When we found out about Mehryl Levisse’s Birds of a feather fly together, we knew we had to share his work with our readers. He pushes boundaries, requiring us to think outside the walls we build up. Lines are blurred and things start to feel more connected. Life becomes more provocative and romantic.

Between his busy travel schedule, Mehryl took a moment to tell us a bit about his background, process and why he does what he does… and we couldn’t be more inspired.  

What’s your background? More specifically, where did you grow up?  

I grew up in Champagne Ardenne, in the North East of France. Even though I now live in Paris and spent three years in Morocco this era still influences my work a lot. It’s one of the oldest régions of France, with much history! The decrepit mansions of this area are full of memories for me. I love these caulk atmospheres — it’s eerie and reassuring at the same time. The pattern of the wallpaper I made for Birds of a feather fly together is a photograph I took of the woods in Champagnes Ardennes. I turned the picture into what could be a lovely reverie as much as a weird nightmare by covering the gallery in wallpaper. I am inviting New York into my story. It’s like opening my diary.

How did you fall into the art world?

I have a background in dancing and studied art as well.

Where does your creativity come from?

Everything! It can be a movie as much as my great great aunts who were professional mourners, which mean they were paid to pray at funerals of people they did not know.  

Bodies inspire my practice: mine, those of others, my relatives and close friends. This “obsession” comes from my background in dancing. My bodies often appear as hunting trophies. They are slightly bullied but also worshiped — begging the question: Are they posing on an altar, or on a butcher’s block? I am also very inspired by domestic spaces, especially the ones from my family in Champagne Ardennes and in Italy. Usually when I create an image, I imagine it in my head and realize that some of the details and pieces of furniture are things I know, that I’ve seen before. Then begins the quest of finding those things to compose the set for the pictures.

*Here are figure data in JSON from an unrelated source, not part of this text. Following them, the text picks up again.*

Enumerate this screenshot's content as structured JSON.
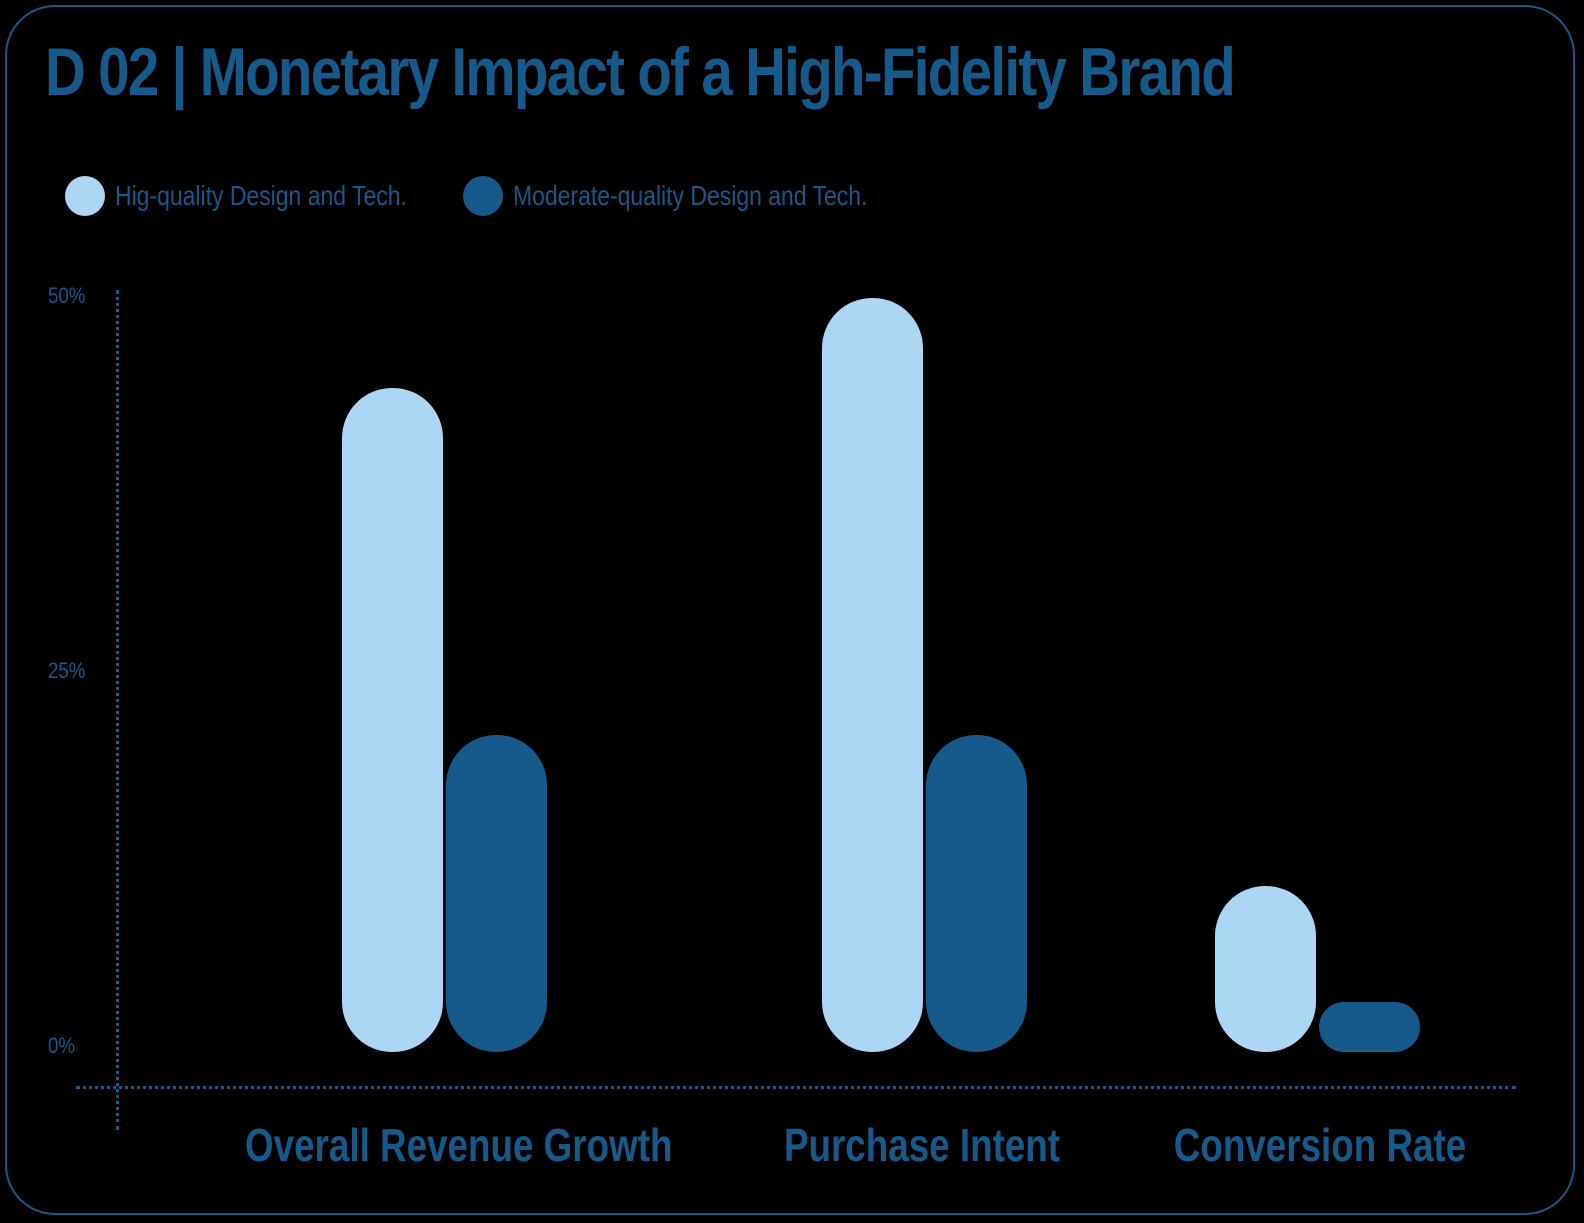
{
  "title": "D 02 | Monetary Impact of a High-Fidelity Brand",
  "colors": {
    "accent": "#155a8a",
    "high": "#acd6f3",
    "moderate": "#155a8a",
    "background": "#000000"
  },
  "legend": [
    {
      "label": "Hig-quality Design and Tech.",
      "color": "#acd6f3"
    },
    {
      "label": "Moderate-quality Design and Tech.",
      "color": "#155a8a"
    }
  ],
  "y_ticks": [
    "50%",
    "25%",
    "0%"
  ],
  "x_labels": [
    "Overall Revenue Growth",
    "Purchase Intent",
    "Conversion Rate"
  ],
  "chart_data": {
    "type": "bar",
    "title": "D 02 | Monetary Impact of a High-Fidelity Brand",
    "categories": [
      "Overall Revenue Growth",
      "Purchase Intent",
      "Conversion Rate"
    ],
    "series": [
      {
        "name": "Hig-quality Design and Tech.",
        "color": "#acd6f3",
        "values": [
          44,
          50,
          11
        ]
      },
      {
        "name": "Moderate-quality Design and Tech.",
        "color": "#155a8a",
        "values": [
          21,
          21,
          3
        ]
      }
    ],
    "xlabel": "",
    "ylabel": "",
    "ylim": [
      0,
      50
    ],
    "y_ticks": [
      "0%",
      "25%",
      "50%"
    ],
    "grid": false,
    "legend_position": "top-left"
  }
}
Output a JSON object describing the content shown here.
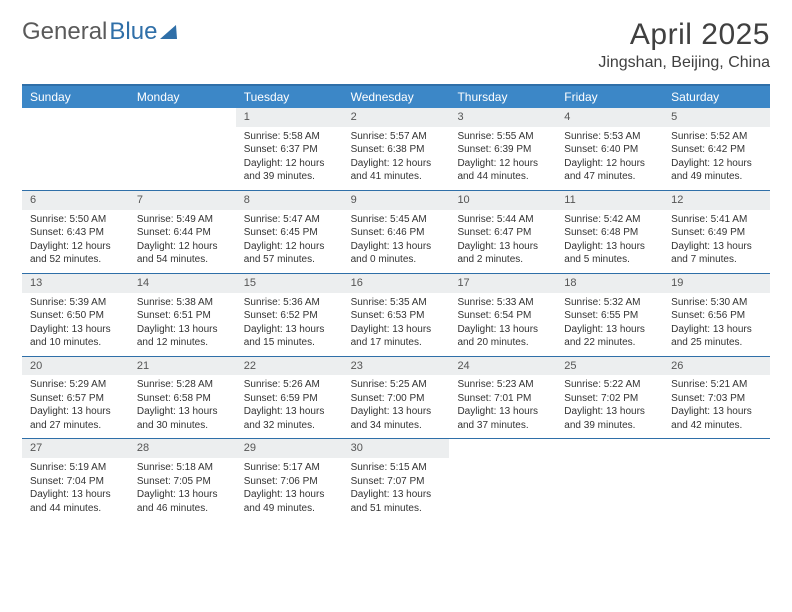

Why do you do what you do?

I have an urge for movement. After practicing dance for 20 years, I could have become a choreographer. Instead of my initial plan, I chose to dedicate myself to visual arts when I understood art could easily use my dancing background and satisfy my need of movement. At the time I had no idea dancing could also use my love for art.

Does your art tell a story?

Yes, it tells the story of my family. And it also tells mine. Bodies are the main subject of my photographs. It can be mine or the ones of my close relatives. Since my body is very present in my work, I see my work as a way to document the evolution of my body.

How do you personally relate to and connect with your latest series?

It’s my first solo in NY so one of my goals was to introduce the audience to several aspects of my work — to immerse visitors into my world. One of the keys to my practice is that I often reuse something from a previous work for the next piece. One can find common details between my pictures, masks and performances, may it be a pose, a prop I created, or a fabric I am using. All of my artworks have something in common with a prior work. The performance work Présence was a new step.

What other forms of self expression and creativity do you gravitate towards?

Dancing!

Do you ever feel vulnerable sharing your work? If so, what are ways you move past your fear?

Yes I do. I am anxious and excited at the same time. I fear the audience does not understand what my work is about. I usually hardly eat anything until after the opening. But I double check every detail of the show and work a lot to move past my fear.